VRParaSet’s 3D mode extends the classification methodology of Davis’ Parallel Sets [9] by integrating additional dimensions into the visual space. Based on the description by Dang et al. [7], VRParaSet includes a categorical stacked parallel coordinate plot. This visualization contains stacked parabolas and stacked columns that represent the number of people. The parabolas connect two adjacent categories, and their heights represent the number of people pertaining to those categories, whereas the columns represent the number of people pertaining to a single category. The color scheme is also based on the first category data. Furthermore, the graph has data filtering capabilities as well. By clicking on a parabola, the user can filter out all records that do not contain the fields represented by the parabola. Similarly, clicking on a column also filters the data based on that column’s field. To represent the filtered data in the graph, the tally of a “new” data set is computed. Henceforth, the heights of the parabolas and columns are recomputed given the categories i, j, and k and the category values c, u, and v, each one pertaining to the given features respectively. The updated height measurements are then denoted by

$$\begin{aligned} | \{w | w \in D, w_{i}=c, w_{j}=u, w_{k}=v\} | \end{aligned}$$

where w is a sequence of values \((w_{1},w_{2},...,w_{n})\), n is the number of categories, and D is the original multiset of sequences. To reset the graph, the user has to click on an empty space in the scene. An instance of a data filtering can be seen in Fig. 2. The whole plot is centered on the screen and can be rotated by clicking on the scene and moving it to the desired angle view.

Finally, VRParaSet includes a VR mode as depicted in Fig. 1(c). The VR mode is supported by mobile devices and the Google Cardboard set [13]. This mode presents the 3D categorical plot in a virtual space where the user can navigate through it. The plot properties are exactly the same as in the 3D model, but the controls are different. Firstly, the scene provides a fixed center pointer, so the user knows where he/she is looking at. Secondly, the Cardboard sole button is used for both clicking and navigating. When the pointer is on top of the graph, the user can click the button to filter its content. The user can also click over an empty space to reset the graph. The only movement possible is forward, and that is achieved by keeping the button pressed. The user will move in the direction that the user is pointing to.

Fig. 2.
figure 2

VRParaSet VR visualization (A-Frame) of the Titanic dataset: filtered by male passengers.

4 Use Case Study

By conducting case studies, understandings of the benefits and shortcomings of distinct categorical data visualizations were to be established. Accordingly, a user case study was performed with 14 individuals. They all trained with the VRParaSet controllers, as Sullivan’s study, had demonstrated that useful VR applications are greatly bound by the user’s experience in VR technologies [25]. The study was expected to illustrate how multidimensional categorical data is perceived differently under varying visual dimensions, particularly, utilizing an affordable and low-complex headset such as the Google cardboard for the VR stage. This was important to highlight due to previous studies using expensive and cumbersome VR headsets with numerous and confusing controllers [14, 25]. The medium through which the 2D, 3D, and VR data visualizations were tested was the VRParaSet tool. Moreover, the dataset employed in the use case study was a Titanic dataset. This was chosen as this same dataset was employed for the initial 3D categorical stacked parallel coordinate plot [7], and questions regarding the data were easy to formulate.

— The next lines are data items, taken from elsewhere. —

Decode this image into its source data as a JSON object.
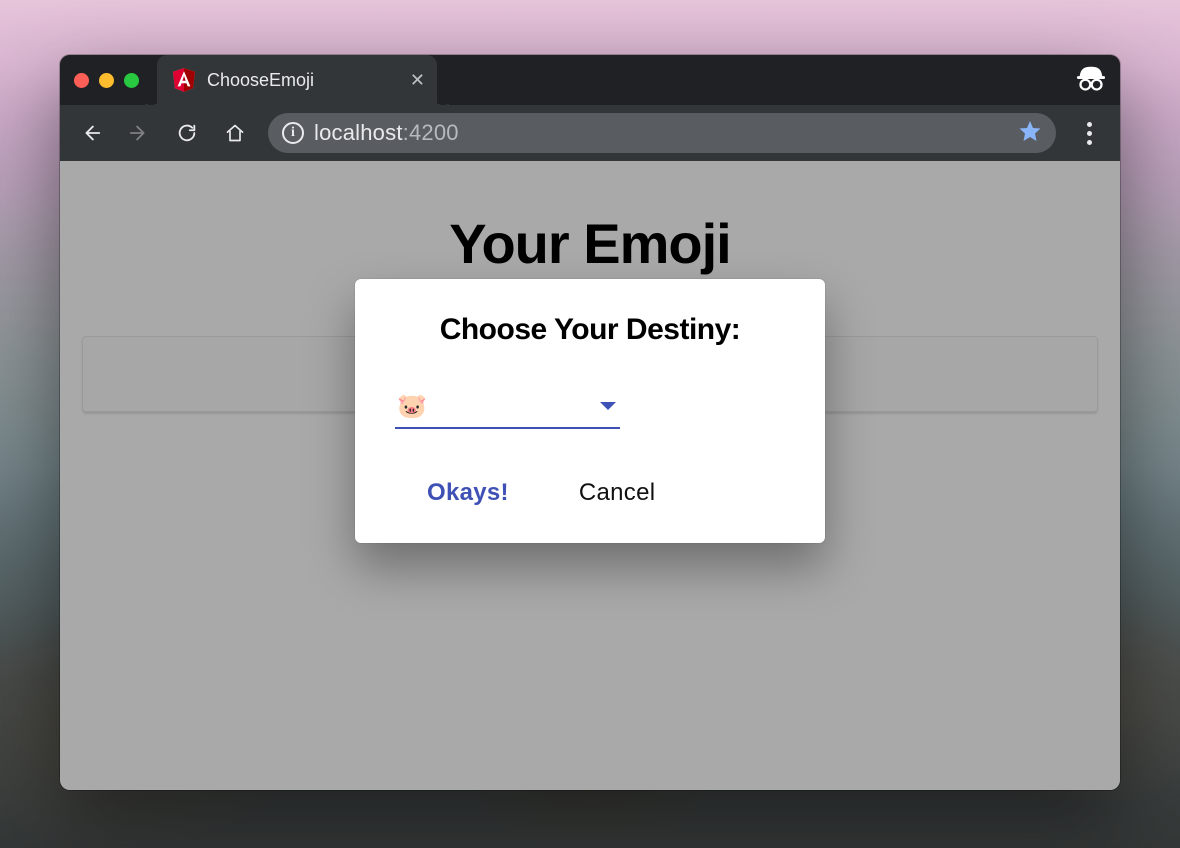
{
  "browser": {
    "tab_title": "ChooseEmoji",
    "favicon": "angular",
    "url_host": "localhost",
    "url_port": ":4200",
    "incognito": true
  },
  "page": {
    "heading": "Your Emoji"
  },
  "dialog": {
    "title": "Choose Your Destiny:",
    "select_value": "🐷",
    "ok_label": "Okays!",
    "cancel_label": "Cancel"
  },
  "colors": {
    "accent": "#3f51b5",
    "star": "#8ab4f8"
  }
}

4.1 Participants and Dataset

We recruited 14 researchers within the computer science and computer engineering department at a university. The age of our participants ranged between 20 and 36 years, with a mean age of about 26 years. The study computer was an iMac (Retina 5K, Late 2015) 3 GHz Dual-Core equipped with a standard 27-in. screen of resolution of \(2,560\times 1,444\) pixels used for the 2D and 3D visualizations and a Google Pixel 2 phone with Google Cardboard for the VR visualizations.

Regarding the test data, we opted for the Titanic data set [7, 9] containing information of 2,202 passengers: Class (Crew, First Class, Second Class, and Third Class), Age (Adult vs. Child), Sex (Male vs. Female), and Survived (Survived vs. Perished). Studied parallel coordinates are color-coded by the Class attributes.

4.2 Procedure

In this user study, participants observed the graphed data on three different models and answered a series of 10 questions regarding the data displayed. Each session, one per participant, began by explaining the purpose of the study and what was expected from him/her. They were then explained how the data was represented in each parallel coordinate plot. They were also taught how to use the controls for each model by having them practice with them. This introductory section lasted 10 min. Afterward, they were asked to begin the actual examination.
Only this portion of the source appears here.